Mon Mar 18 01:32:21 PM CDT 2024
Log file is: /tmp/pytest-of-biery/daqsystemtest_integtest_bundle_20240318132549.log

===== Running 3ru_3df_multirun_test.py
======================== 6 passed in 202.17s (0:03:22) =========================
===== Running 3ru_3df_multirun_test.py
=================== 2 failed, 4 passed in 188.72s (0:03:08) ====================

If desired, the 3ru_3df integtest can be locally modified to change the value of one or both of the relevant configuration parameters:

  1. swtpg_conf["readout"]["tpset_min_latency_ticks"] = 1250000
  2. swtpg_conf["readout"]["tardy_tp_quiet_time_at_start_sec"] = 0

Longer values for the tpset_min_latency_ticks will reduce the probability of demonstrating the problem.
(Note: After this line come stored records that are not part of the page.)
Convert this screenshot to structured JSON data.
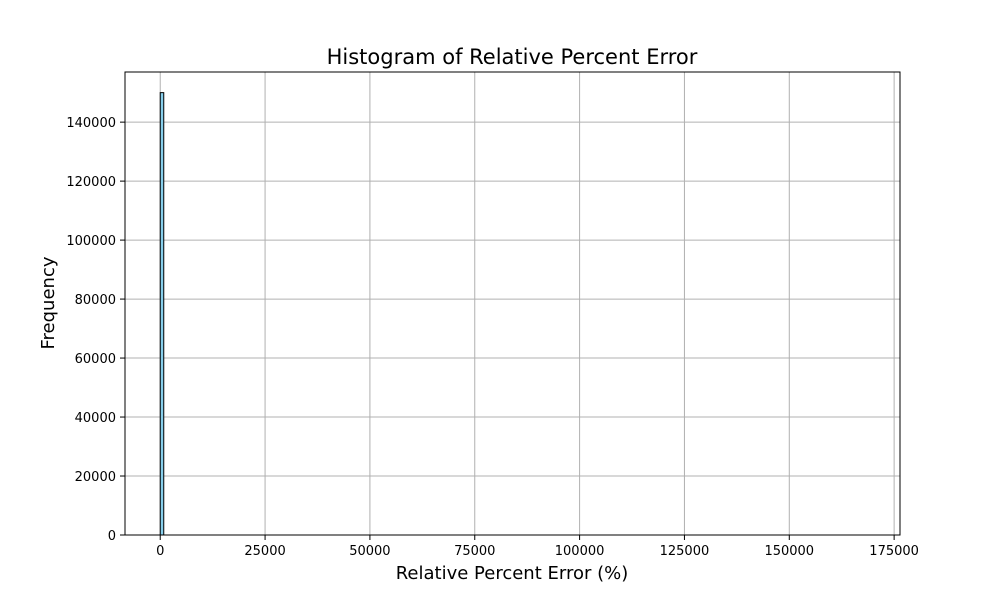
{
  "chart_data": {
    "type": "bar",
    "title": "Histogram of Relative Percent Error",
    "xlabel": "Relative Percent Error (%)",
    "ylabel": "Frequency",
    "xlim": [
      -8400,
      176400
    ],
    "ylim": [
      0,
      157000
    ],
    "xticks": [
      0,
      25000,
      50000,
      75000,
      100000,
      125000,
      150000,
      175000
    ],
    "yticks": [
      0,
      20000,
      40000,
      60000,
      80000,
      100000,
      120000,
      140000
    ],
    "grid": true,
    "bar_color": "#87ceeb",
    "edge_color": "#000000",
    "bins": [
      {
        "x0": 0,
        "x1": 840,
        "count": 150000
      },
      {
        "x0": 840,
        "x1": 168000,
        "count": 0
      }
    ]
  }
}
Longer values for tardy_tp_quiet_time_at_start_sec will reduce the number of warning messages that are produced when the problem occurs.
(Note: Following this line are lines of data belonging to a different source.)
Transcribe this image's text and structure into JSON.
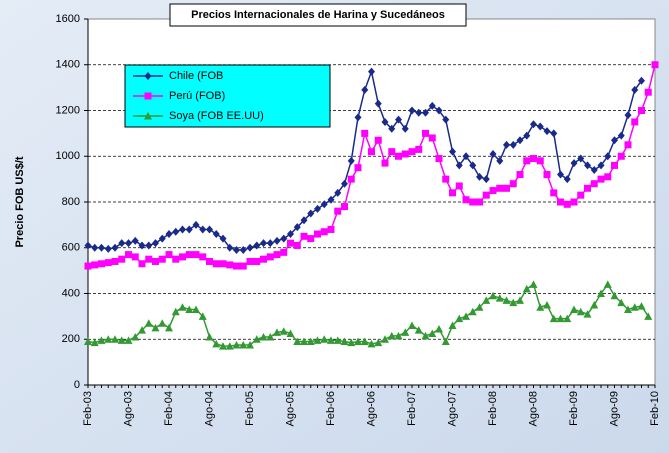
{
  "chart_data": {
    "type": "line",
    "title": "Precios Internacionales de Harina y Sucedáneos",
    "y_label": "Precio FOB US$/t",
    "categories": [
      "Feb-03",
      null,
      null,
      null,
      null,
      null,
      "Ago-03",
      null,
      null,
      null,
      null,
      null,
      "Feb-04",
      null,
      null,
      null,
      null,
      null,
      "Ago-04",
      null,
      null,
      null,
      null,
      null,
      "Feb-05",
      null,
      null,
      null,
      null,
      null,
      "Ago-05",
      null,
      null,
      null,
      null,
      null,
      "Feb-06",
      null,
      null,
      null,
      null,
      null,
      "Ago-06",
      null,
      null,
      null,
      null,
      null,
      "Feb-07",
      null,
      null,
      null,
      null,
      null,
      "Ago-07",
      null,
      null,
      null,
      null,
      null,
      "Feb-08",
      null,
      null,
      null,
      null,
      null,
      "Ago-08",
      null,
      null,
      null,
      null,
      null,
      "Feb-09",
      null,
      null,
      null,
      null,
      null,
      "Ago-09",
      null,
      null,
      null,
      null,
      null,
      "Feb-10"
    ],
    "series": [
      {
        "name": "Chile (FOB",
        "color": "#1a2a8a",
        "marker": "diamond",
        "values": [
          610,
          600,
          600,
          595,
          600,
          620,
          620,
          630,
          610,
          610,
          620,
          640,
          660,
          670,
          680,
          680,
          700,
          680,
          680,
          660,
          640,
          600,
          590,
          590,
          600,
          610,
          620,
          620,
          630,
          640,
          660,
          690,
          720,
          750,
          770,
          790,
          810,
          840,
          880,
          980,
          1170,
          1290,
          1370,
          1230,
          1150,
          1120,
          1160,
          1120,
          1200,
          1190,
          1190,
          1220,
          1200,
          1160,
          1020,
          960,
          1000,
          960,
          910,
          900,
          1010,
          980,
          1050,
          1050,
          1070,
          1090,
          1140,
          1130,
          1110,
          1100,
          920,
          900,
          970,
          990,
          960,
          940,
          960,
          1000,
          1070,
          1090,
          1180,
          1290,
          1330,
          null,
          null
        ]
      },
      {
        "name": "Perú (FOB)",
        "color": "#ff00ff",
        "marker": "square",
        "values": [
          520,
          525,
          530,
          535,
          540,
          550,
          570,
          560,
          530,
          550,
          540,
          550,
          570,
          550,
          560,
          570,
          570,
          560,
          540,
          530,
          530,
          525,
          520,
          520,
          540,
          540,
          550,
          560,
          570,
          580,
          620,
          610,
          650,
          640,
          660,
          670,
          680,
          760,
          780,
          900,
          950,
          1100,
          1020,
          1070,
          970,
          1020,
          1000,
          1010,
          1020,
          1030,
          1100,
          1080,
          990,
          900,
          840,
          870,
          810,
          800,
          800,
          830,
          850,
          860,
          860,
          880,
          920,
          980,
          990,
          980,
          920,
          840,
          800,
          790,
          800,
          830,
          860,
          880,
          900,
          910,
          960,
          1000,
          1050,
          1150,
          1200,
          1280,
          1400
        ]
      },
      {
        "name": "Soya (FOB EE.UU)",
        "color": "#339933",
        "marker": "triangle",
        "values": [
          190,
          185,
          195,
          200,
          200,
          195,
          195,
          210,
          240,
          270,
          250,
          270,
          250,
          320,
          340,
          330,
          330,
          300,
          210,
          180,
          170,
          170,
          175,
          175,
          175,
          200,
          210,
          210,
          230,
          235,
          225,
          190,
          190,
          190,
          195,
          200,
          195,
          195,
          190,
          185,
          190,
          190,
          180,
          185,
          200,
          215,
          215,
          230,
          260,
          240,
          215,
          225,
          245,
          190,
          260,
          290,
          300,
          320,
          340,
          370,
          390,
          380,
          370,
          360,
          370,
          420,
          440,
          340,
          350,
          290,
          290,
          290,
          330,
          320,
          310,
          350,
          400,
          440,
          390,
          360,
          330,
          340,
          345,
          300,
          null
        ]
      }
    ],
    "ylim": [
      0,
      1600
    ],
    "yticks": [
      0,
      200,
      400,
      600,
      800,
      1000,
      1200,
      1400,
      1600
    ],
    "grid": true,
    "legend": "upper left"
  }
}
wesketchum commented 8 months ago

So, in trying to test this at NP04, I had to pull down the production/v4 branch of rcif in order to build properly. Then, in running, readout affinity wasn't applied?

Executing ['readout-affinity.py --pinfile ${DUNEDAQ_THREAD_PIN_FILE}'] script on 'np04-srv-001':
export DUNEDAQ_THREAD_PIN_FILE="/nfs/sw/dunedaq/18MarFDDevTardyTPChangeTesting/np04daq-configs/cpupin_files/cpupin-all-running.json"; export
LD_LIBRARY_PATH="/cvmfs/dunedaq.opensciencegrid.org/spack/externals...rvbv7wiq57sgvs5/lib:/home/fwComponents_np04rc/bin:"; export
PATH="/cvmfs/dunedaq.opensciencegrid.org/spack/externals.../nfs/home/np04daq/.local/bin:/nfs/home/np04daq/bin"; readout-affinity.py --pinfile
${DUNEDAQ_THREAD_PIN_FILE}
           ERROR    Traceback (most recent call last):                                                                                      sshpm.py:180
                      File "/nfs/sw/dunedaq/18MarFDDevTardyTPChangeTesting/install/readoutlibs/bin/readout-affinity.py", line 6, in
                    <module>
                        import psutil
                    ModuleNotFoundError: No module named 'psutil'

but I don't see how/why this change would affect that at all (also, import psutil from python works locally, so not sure).

In any case though, I can verify that the tp tardy messages don't appear until after 10 seconds from the start of the run, and that the message is the desired format. Given that I don't think the above should have anything to do with this and the other tests work, I'm marking this approved.